Geldiğimde Evan arabasının önünde bekliyordu. Telaştan arabayı almasını söylemeyi unutmuştum ama neyse ki akıl edebilmişti. Bazen kafasının içinde beyin olduğunu bana kanıtlayabilmesi iyiydi. Arabadan inip bara girdiğimde kısa zamanda Paul ve Steph'in olduğu tezgahı farkedebildim. "Üzgünüm ama bu gece size katılamayacağım, bir işim çıktı." "Araba lazım olacaksa al, Amy bu gece pastaneden geç çıkacak." "Sorun değil Paul, Evan'ın arabası kapının önünde." Aceleyle arkamı döndüğüm de bir sorun olduğunu anlamamaları için tekrar onlara döndüm. "Bu iyiliğimi unutma, bir daha ki sefer o biraları dikmeden buradan çıkmayacağım." Tekrar kapıya yöneldiğimde, Paul ve Steph gülüyorlardı. Dışarı çıktığımda Evan, sigarasının son dumanını havaya verdi ve nereye gittiğimize dair hiçbir soru da bulunmadan yan koltuğa geçti. Arabayı çalıştırdım ve ilk durak olan Teancek'e doğru yola çıktık.

Alexis

Üşüyen vücudumun titremesiyle uyandığımda, Jason yanımda yoktu.

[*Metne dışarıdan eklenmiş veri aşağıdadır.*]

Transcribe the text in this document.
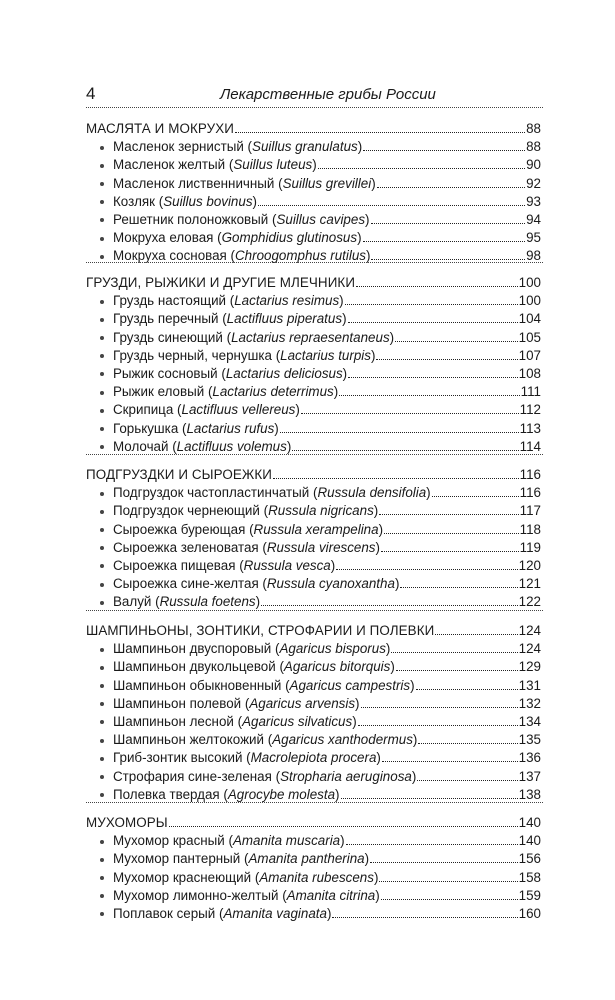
4	Лекарственные грибы России
МАСЛЯТА И МОКРУХИ	88
Масленок зернистый ( Suillus granulatus )	88
Масленок желтый ( Suillus luteus )	90
Масленок лиственничный ( Suillus grevillei )	92
Козляк ( Suillus bovinus )	93
Решетник полоножковый ( Suillus cavipes )	94
Мокруха еловая ( Gomphidius glutinosus )	95
Мокруха сосновая ( Chroogomphus rutilus )	98
ГРУЗДИ, РЫЖИКИ И ДРУГИЕ МЛЕЧНИКИ	100
Груздь настоящий ( Lactarius resimus )	100
Груздь перечный ( Lactifluus piperatus )	104
Груздь синеющий ( Lactarius repraesentaneus )	105
Груздь черный, чернушка ( Lactarius turpis )	107
Рыжик сосновый ( Lactarius deliciosus )	108
Рыжик еловый ( Lactarius deterrimus )	111
Скрипица ( Lactifluus vellereus )	112
Горькушка ( Lactarius rufus )	113
Молочай ( Lactifluus volemus )	114
ПОДГРУЗДКИ И СЫРОЕЖКИ	116
Подгруздок частопластинчатый ( Russula densifolia )	116
Подгруздок чернеющий ( Russula nigricans )	117
Сыроежка буреющая ( Russula xerampelina )	118
Сыроежка зеленоватая ( Russula virescens )	119
Сыроежка пищевая ( Russula vesca )	120
Сыроежка сине-желтая ( Russula cyanoxantha )	121
Валуй ( Russula foetens )	122
ШАМПИНЬОНЫ, ЗОНТИКИ, СТРОФАРИИ И ПОЛЕВКИ	124
Шампиньон двуспоровый ( Agaricus bisporus )	124
Шампиньон двукольцевой ( Agaricus bitorquis )	129
Шампиньон обыкновенный ( Agaricus campestris )	131
Шампиньон полевой ( Agaricus arvensis )	132
Шампиньон лесной ( Agaricus silvaticus )	134
Шампиньон желтокожий ( Agaricus xanthodermus )	135
Гриб-зонтик высокий ( Macrolepiota procera )	136
Строфария сине-зеленая ( Stropharia aeruginosa )	137
Полевка твердая ( Agrocybe molesta )	138
МУХОМОРЫ	140
Мухомор красный ( Amanita muscaria )	140
Мухомор пантерный ( Amanita pantherina )	156
Мухомор краснеющий ( Amanita rubescens )	158
Мухомор лимонно-желтый ( Amanita citrina )	159
Поплавок серый ( Amanita vaginata )	160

Gözlerim yere savrulmuş kıyafetlerimi gördüğünde, üzerimde sadece iç çamaşırlarımın olduğunu farkettim. Aniden ayağa kalktığımda başıma giren dehşet ağrı, tekrar yatağa düşmeme neden oldu. Yavaş hareketlerle yataktan tekrar kalktım ve kapıya doğru yürüdüm. Kulbu çevirdiğimde kapı kitliydi. Buğulu gözlerim şimdi de kandırılmanın verdiği çaresizlikle sulanmıştı. Komodinin üstündeki not dikkatimi çektiğinde, zor da olsa okuyabilmiştim.

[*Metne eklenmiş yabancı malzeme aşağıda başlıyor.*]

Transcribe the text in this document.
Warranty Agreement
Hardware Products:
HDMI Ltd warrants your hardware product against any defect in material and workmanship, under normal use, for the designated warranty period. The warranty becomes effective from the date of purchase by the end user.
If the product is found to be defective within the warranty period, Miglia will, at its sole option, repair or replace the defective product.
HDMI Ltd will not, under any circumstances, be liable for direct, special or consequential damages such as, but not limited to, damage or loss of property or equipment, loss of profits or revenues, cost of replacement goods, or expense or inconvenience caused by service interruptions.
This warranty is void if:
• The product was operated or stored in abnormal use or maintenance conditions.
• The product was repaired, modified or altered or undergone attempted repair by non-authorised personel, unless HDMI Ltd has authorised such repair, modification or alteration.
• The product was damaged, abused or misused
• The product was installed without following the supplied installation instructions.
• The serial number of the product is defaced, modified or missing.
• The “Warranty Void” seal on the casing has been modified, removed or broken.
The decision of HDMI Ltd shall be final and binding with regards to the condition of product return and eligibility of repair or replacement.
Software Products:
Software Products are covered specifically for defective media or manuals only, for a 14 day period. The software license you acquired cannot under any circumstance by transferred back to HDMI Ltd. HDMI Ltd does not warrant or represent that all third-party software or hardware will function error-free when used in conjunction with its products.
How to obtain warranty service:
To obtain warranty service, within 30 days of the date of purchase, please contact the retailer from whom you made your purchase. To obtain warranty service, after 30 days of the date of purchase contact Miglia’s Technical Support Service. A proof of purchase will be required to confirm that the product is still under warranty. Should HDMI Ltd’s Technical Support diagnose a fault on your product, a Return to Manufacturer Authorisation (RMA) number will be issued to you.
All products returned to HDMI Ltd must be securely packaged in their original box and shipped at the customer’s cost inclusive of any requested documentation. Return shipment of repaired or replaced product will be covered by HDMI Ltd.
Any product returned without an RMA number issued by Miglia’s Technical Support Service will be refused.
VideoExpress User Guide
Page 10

"Masumluğunun sana bu derece zarar verebileceğini hiç düşündün mü? Bana güvenmemekte haklısın bebeğim. Ayrıldığımız günden beri pek doğru bir adam olduğum söylenemez. Şimdi kendini fazla yormadan yatağa uzan, sana verdiğim ilaçlar etkisini zaman geçtikçe gösterecek. Şunu sakın unutma, sen sadece benimle güzelsin."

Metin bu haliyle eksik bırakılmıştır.